Das Brisante an Kemoge ist die rasante Verbreitung, die laut FireEye weltweit zu beobachten ist. Die Sicherheitsexperten haben die Adware entdeckt und geben an, dass Infizierungen von mobilen Geräte mit Kemoge bereits in mehr als 20 Ländern festgestellt wurden. Dabei richtet die Adware nicht nur Schaden auf privat genutzten Geräten an, sondern soll auch bereits Mobiltelefone und Tablets von Behörden und Unternehmen befallen haben.

 

Was passiert mit Geräten, die von Kemoge infiziert wurden?

Damit Kemoge auf Geräte gelangt, wird sie als beliebte App durch Repacking getarnt und gelangt so auf Smartphones und Tablets. Sie taucht bisher ausschließlich in inoffiziellen App Stores auf. Nachdem die Adware auf das mobile Gerät geladen wurde, sammelt sie zunächst verschiedene Informationen zum Gerät, die auf den Adserver geladen werden. Danach erfolgt das Ausspielen von Werbung auf dem Gerät und schließlich startet Kemoge gleich acht Root-Exploits.

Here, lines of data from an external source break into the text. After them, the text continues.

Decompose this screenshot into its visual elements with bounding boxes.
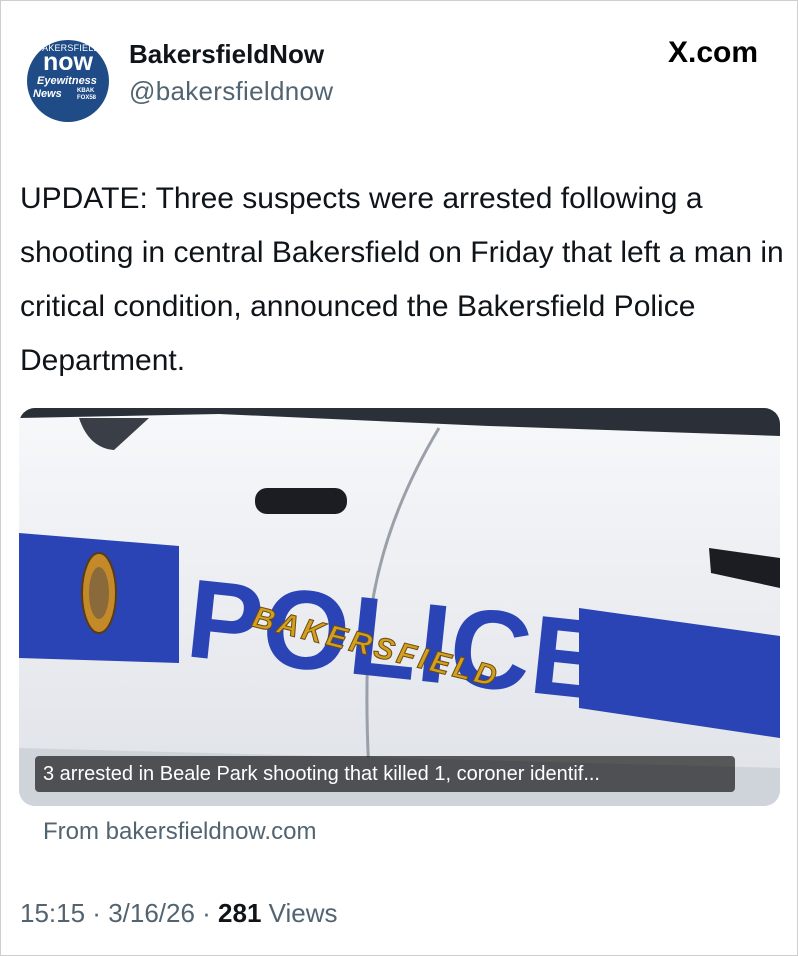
avatar-text-3: Eyewitness [37, 75, 97, 87]
avatar-text-5: KBAK FOX58 [77, 88, 103, 102]
avatar[interactable]: BAKERSFIELD now Eyewitness News KBAK FOX… [27, 40, 109, 122]
avatar-text-5b: FOX58 [77, 95, 97, 101]
avatar-text-5a: KBAK [77, 88, 95, 94]
link-source[interactable]: From bakersfieldnow.com [43, 818, 316, 846]
link-card[interactable]: POLICE BAKERSFIELD [19, 408, 780, 806]
separator: · [85, 898, 109, 928]
avatar-text-4: News [33, 88, 62, 100]
link-card-caption[interactable]: 3 arrested in Beale Park shooting that k… [35, 756, 735, 792]
avatar-text-2: now [43, 48, 93, 76]
tweet-text: UPDATE: Three suspects were arrested fol… [20, 182, 784, 377]
post-time[interactable]: 15:15 [20, 898, 85, 928]
post-meta: 15:15 · 3/16/26 · 281 Views [20, 898, 338, 929]
separator: · [194, 898, 219, 928]
account-handle[interactable]: @bakersfieldnow [129, 76, 333, 107]
account-name[interactable]: BakersfieldNow [129, 39, 324, 70]
police-car-photo-icon: POLICE BAKERSFIELD [19, 408, 780, 806]
views-count[interactable]: 281 [218, 898, 261, 928]
x-com-logo: X.com [667, 36, 758, 69]
post-date[interactable]: 3/16/26 [108, 898, 195, 928]
views-label: Views [261, 898, 338, 928]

Sie erlauben dem Angreifer Zugriff auf das Gerät. Danach ist es möglich, dass ohne Zustimmung des Nutzers Apps auf das Smartphone geladen werden, Apps gestartet und auch wieder deinstalliert werden.

Was tun gegen Kemoge?

Das Sicherheitsunternehmen FireEye, welches die Adware Kemoge entdeckt hat, gibt verschiedene Tipps, um das eigene Gerät vor der rasanten Verbreitung des schädlichen Programms zu schützen.

  • Wie auch schon bei vielen anderen Sicherheitslücken gilt: Apps sollten nur aus den offiziellen App-Stores heruntergeladen werden und nicht aus Stores unbekannter Betreiber.
  • Fragwürdige Links sollten nicht geöffnet werden, da sich dahinter ebenfalls ein Angriff auf die Sicherheit des eigenen Smartphones oder Tablets verbergen könnte.
  • Updates, die Android zur Verfügung stellt, sollten möglichst zeitnah durchgeführt werden. So bleibt das Gerät immer auf dem neuesten Stand des Betriebssystems und ist bestmöglich geschützt.